Die Sängerinnen und Sänger von „OneDecision“ haben mich am Dienstag, 12. November, mit ihrem Fridays for future-Song “It’s Friday” im Landtag besucht. Nach dem Auftritt hatten wir eine spannende Diskussion, für die sich auch mehrere meiner MdL-Kolleginnen und -Kollegen Zeit genommen haben. Danke an Katharina Schulze und Rosi Steinberger, Florian Siekmann und Martin Stümpfig.

Stimmgewaltig: “One Decision” mit “It’s Friday” im Landtag.

So besonderen Besuch habe ich selten im Maximilianeum, nämlich singenden! Umso mehr habe ich mich deshalb gefreut, dass die Sängerinnen und Sänger von „One Decision“ meiner Einladung nach München gefolgt und in den bayerischen Landtag gekommen sind. Die Jugendlichen dieses Wolfratshauser Chorprojekts traten mit ihrem Fridays for future-Song „It’s Friday“ in der Bürkleinhalle auf und brachten das Maximilianeum zum Klingen wie selten.

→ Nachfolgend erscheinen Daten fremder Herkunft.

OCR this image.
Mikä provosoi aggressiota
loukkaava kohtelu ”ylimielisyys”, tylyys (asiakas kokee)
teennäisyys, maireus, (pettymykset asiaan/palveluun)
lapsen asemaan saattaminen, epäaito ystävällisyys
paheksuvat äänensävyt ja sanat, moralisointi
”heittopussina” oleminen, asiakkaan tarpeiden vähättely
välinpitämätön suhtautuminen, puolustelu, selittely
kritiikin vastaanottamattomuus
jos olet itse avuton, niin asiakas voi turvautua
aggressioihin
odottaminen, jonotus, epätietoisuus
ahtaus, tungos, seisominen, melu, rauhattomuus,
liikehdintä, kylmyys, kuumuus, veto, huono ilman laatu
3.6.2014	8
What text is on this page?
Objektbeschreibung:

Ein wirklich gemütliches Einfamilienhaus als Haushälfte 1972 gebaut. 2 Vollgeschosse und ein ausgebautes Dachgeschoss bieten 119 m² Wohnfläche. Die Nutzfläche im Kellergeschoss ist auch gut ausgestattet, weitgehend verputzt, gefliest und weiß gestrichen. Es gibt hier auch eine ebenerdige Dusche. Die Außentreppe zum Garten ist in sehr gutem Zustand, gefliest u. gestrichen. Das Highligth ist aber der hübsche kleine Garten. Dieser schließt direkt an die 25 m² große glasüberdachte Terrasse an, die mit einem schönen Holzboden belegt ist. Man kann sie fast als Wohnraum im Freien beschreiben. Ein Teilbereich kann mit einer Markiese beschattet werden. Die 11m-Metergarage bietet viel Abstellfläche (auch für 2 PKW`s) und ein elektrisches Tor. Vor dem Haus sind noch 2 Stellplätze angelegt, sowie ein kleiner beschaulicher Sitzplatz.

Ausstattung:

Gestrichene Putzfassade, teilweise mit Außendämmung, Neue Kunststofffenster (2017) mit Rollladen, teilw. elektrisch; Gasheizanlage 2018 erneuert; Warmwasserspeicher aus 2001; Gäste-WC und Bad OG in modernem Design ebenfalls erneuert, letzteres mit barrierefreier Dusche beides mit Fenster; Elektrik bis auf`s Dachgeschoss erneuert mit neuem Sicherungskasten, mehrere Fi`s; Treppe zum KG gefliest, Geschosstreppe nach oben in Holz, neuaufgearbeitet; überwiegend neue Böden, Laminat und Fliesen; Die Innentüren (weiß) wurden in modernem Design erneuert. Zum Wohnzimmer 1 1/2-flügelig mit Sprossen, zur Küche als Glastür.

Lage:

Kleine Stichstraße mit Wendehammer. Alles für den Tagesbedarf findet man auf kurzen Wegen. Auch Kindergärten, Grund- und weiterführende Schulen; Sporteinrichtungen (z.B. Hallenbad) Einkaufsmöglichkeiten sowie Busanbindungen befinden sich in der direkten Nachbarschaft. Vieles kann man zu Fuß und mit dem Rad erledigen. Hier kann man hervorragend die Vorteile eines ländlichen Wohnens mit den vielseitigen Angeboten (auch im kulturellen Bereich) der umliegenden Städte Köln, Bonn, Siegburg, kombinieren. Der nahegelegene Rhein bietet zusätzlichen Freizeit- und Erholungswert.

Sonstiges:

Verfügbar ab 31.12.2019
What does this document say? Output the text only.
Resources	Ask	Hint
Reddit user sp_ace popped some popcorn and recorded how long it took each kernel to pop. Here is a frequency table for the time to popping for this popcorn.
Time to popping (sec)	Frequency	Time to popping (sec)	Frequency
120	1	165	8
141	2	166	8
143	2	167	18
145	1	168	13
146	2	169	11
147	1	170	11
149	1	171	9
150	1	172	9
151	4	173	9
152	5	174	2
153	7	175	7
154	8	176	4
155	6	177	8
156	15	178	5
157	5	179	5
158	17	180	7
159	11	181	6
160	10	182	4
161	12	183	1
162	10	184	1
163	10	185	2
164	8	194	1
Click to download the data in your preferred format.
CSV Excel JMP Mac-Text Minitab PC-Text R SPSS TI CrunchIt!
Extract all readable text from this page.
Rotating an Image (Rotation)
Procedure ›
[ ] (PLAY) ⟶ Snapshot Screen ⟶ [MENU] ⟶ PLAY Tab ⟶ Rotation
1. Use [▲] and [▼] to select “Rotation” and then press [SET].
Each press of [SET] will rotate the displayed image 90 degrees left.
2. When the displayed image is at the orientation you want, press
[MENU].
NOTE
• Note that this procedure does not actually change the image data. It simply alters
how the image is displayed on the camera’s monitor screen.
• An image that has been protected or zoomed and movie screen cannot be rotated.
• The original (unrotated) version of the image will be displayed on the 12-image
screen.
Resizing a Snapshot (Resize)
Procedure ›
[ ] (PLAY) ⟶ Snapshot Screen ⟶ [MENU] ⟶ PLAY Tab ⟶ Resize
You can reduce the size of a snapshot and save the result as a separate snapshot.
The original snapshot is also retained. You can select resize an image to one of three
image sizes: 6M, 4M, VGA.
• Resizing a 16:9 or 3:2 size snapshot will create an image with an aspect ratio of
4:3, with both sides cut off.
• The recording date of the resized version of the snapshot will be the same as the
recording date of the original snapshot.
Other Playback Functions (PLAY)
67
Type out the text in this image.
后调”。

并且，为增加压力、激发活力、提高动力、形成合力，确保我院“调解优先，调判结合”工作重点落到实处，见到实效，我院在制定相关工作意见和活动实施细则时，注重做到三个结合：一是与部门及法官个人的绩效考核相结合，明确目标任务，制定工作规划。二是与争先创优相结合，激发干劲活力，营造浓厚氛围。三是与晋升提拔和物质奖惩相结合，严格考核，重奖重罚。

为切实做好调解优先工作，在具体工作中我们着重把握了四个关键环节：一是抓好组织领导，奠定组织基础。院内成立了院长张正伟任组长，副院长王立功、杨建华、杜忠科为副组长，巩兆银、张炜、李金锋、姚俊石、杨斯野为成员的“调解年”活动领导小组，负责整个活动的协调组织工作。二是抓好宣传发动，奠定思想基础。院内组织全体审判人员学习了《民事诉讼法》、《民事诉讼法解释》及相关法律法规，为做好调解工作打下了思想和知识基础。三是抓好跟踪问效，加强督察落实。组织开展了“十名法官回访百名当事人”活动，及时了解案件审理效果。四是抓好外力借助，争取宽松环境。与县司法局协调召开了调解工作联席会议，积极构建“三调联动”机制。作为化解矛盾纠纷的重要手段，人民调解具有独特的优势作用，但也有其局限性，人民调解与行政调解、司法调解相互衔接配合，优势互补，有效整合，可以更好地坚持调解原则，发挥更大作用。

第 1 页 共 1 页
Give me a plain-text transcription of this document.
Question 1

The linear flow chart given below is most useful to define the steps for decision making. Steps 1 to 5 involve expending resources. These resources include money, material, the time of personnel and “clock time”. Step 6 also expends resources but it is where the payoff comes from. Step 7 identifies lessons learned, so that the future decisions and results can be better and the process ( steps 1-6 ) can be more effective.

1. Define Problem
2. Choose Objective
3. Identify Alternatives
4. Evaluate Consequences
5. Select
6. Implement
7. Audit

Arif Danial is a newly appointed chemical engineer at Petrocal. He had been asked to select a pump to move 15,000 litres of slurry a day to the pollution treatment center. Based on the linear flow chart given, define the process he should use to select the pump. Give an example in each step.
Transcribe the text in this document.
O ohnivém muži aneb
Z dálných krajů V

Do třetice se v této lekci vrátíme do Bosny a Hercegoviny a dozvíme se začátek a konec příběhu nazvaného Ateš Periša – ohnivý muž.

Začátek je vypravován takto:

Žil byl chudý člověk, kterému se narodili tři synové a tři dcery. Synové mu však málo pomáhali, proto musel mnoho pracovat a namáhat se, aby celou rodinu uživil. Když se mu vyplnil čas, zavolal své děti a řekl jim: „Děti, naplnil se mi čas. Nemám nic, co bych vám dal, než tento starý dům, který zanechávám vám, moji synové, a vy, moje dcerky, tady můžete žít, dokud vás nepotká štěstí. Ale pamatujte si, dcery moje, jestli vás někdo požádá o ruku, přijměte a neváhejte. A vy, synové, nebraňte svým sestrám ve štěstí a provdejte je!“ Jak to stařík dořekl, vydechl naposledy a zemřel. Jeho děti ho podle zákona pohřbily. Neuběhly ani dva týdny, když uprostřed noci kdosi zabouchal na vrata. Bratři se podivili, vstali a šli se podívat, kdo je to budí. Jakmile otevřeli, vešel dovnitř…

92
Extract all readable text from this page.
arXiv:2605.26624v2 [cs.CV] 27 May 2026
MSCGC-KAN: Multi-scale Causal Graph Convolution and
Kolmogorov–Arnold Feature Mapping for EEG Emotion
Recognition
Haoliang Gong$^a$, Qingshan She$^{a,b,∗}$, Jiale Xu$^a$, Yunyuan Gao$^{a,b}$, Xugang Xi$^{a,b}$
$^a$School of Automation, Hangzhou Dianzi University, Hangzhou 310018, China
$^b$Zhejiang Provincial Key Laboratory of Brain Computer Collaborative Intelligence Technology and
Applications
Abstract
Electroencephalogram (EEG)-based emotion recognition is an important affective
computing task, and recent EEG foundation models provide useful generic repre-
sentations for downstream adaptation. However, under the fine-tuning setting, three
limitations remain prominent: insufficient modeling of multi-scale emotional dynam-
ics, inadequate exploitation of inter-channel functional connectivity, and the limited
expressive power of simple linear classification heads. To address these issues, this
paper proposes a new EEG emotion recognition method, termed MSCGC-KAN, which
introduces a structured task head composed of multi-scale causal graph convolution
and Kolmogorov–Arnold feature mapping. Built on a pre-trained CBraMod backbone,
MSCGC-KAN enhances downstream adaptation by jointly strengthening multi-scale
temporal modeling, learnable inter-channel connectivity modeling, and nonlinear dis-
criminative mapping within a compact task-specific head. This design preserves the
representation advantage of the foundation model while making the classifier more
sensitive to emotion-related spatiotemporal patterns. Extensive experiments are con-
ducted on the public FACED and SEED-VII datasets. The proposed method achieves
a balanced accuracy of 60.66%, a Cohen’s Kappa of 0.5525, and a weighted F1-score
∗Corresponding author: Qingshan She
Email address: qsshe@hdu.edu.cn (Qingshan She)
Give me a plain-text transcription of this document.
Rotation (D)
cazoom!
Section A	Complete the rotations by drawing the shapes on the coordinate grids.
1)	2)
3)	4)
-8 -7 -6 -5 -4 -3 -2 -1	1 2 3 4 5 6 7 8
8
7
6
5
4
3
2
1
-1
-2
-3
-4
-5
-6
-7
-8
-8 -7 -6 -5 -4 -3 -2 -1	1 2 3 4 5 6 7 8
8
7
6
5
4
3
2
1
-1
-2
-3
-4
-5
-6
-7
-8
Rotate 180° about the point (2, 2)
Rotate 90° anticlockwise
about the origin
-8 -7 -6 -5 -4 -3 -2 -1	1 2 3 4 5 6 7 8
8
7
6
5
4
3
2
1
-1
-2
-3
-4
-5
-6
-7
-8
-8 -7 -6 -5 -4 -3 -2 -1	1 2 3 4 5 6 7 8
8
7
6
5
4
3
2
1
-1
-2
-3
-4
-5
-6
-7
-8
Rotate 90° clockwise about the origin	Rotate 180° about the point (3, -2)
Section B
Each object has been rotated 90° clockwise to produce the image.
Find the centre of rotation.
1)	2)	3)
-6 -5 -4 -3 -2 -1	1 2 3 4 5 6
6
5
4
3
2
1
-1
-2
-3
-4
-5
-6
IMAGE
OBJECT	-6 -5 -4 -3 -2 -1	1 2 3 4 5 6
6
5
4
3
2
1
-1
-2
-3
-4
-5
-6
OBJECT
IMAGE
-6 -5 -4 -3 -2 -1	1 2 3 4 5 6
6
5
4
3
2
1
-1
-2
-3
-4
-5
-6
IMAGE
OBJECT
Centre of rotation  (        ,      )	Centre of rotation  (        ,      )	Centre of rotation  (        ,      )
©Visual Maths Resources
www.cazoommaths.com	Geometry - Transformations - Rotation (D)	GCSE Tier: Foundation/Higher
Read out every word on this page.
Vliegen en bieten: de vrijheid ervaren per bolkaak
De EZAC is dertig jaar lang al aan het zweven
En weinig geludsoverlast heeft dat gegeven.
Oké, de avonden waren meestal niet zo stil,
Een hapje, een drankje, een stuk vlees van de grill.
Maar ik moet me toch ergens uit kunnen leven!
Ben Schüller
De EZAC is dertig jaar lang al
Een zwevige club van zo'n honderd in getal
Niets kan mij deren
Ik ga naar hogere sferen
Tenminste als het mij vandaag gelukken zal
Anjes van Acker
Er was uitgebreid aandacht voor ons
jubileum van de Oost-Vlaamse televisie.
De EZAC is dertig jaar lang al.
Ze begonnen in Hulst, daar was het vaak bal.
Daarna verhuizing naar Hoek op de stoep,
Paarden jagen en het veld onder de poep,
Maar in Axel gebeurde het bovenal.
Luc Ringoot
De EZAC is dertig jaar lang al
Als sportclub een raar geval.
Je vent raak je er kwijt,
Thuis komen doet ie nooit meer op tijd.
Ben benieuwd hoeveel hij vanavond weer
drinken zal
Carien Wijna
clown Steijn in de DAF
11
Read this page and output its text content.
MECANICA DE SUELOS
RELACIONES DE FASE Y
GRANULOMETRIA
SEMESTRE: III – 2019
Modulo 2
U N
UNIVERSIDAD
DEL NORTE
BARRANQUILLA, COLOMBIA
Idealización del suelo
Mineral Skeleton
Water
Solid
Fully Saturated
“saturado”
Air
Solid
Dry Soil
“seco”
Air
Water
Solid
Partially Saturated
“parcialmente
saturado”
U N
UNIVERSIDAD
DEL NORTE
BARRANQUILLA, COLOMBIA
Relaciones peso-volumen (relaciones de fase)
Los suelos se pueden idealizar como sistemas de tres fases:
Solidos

Ein echter Gänsehautmoment.

Beeindruckend, wie stimmgewaltig die 26 Mädchen und Buben, die schon bei der weltweiten Klimademo am 20. September auf dem Münchner Königsplatz aufgetreten sind, vor großem Publikum ihre politische Forderung zum Besten gaben: „They say it’s complicated, we know that it’s true. But is this the reason for nothing to do? […] We need more decisions, the earth needs respect.“ Unter den Zuhörern waren neben Besuchern des Landtags auch viele meiner grünen MdL-Kolleginnen und -Kollegen, darunter auch unsere Fraktionsvorsitzende, Katharina Schulze, und unsere neu gewählte Landesvorsitzende Eva Lettenbauer. Danke fürs Kommen!

Im Anschluss an ihren fulminanten Auftritt hatten die Jugendlichen um die 14-jährige Songschreiberin Lucia Tepelmann und ihre Mutter Annika dann Gelegenheit mit fünf von uns Abgeordneten zu diskutieren. Neben mir beteiligten sich Katharina Schulze, unser europapolitischer Sprecher und der mit 24 Jahren jüngste Abgeordnete des Landtags, Florian Siekmann, Rosi Steinberger aus Niederbayern und Martin Stümpfig aus Mittelfranken an der Debatte. Mit vielen Fragen, die teilweise von großer Detailkenntnis zeugten, wollten die Buben und Mädchen von uns etwa Auskunft zur Energiewende, zum Tempolimit, zur Debattenkultur im Landtag und zum Schutz der Lebensgrundlagen. Doch auch ganz praktische Fragen hatten sie, etwa welche Hilfestellung wir für die Jugendlichen hätten, wenn es darum ginge, beim Umwelt-, Arten- oder Klimaschutz skeptische Freunde und Bekannten von der eigenen Position zu überzeugen.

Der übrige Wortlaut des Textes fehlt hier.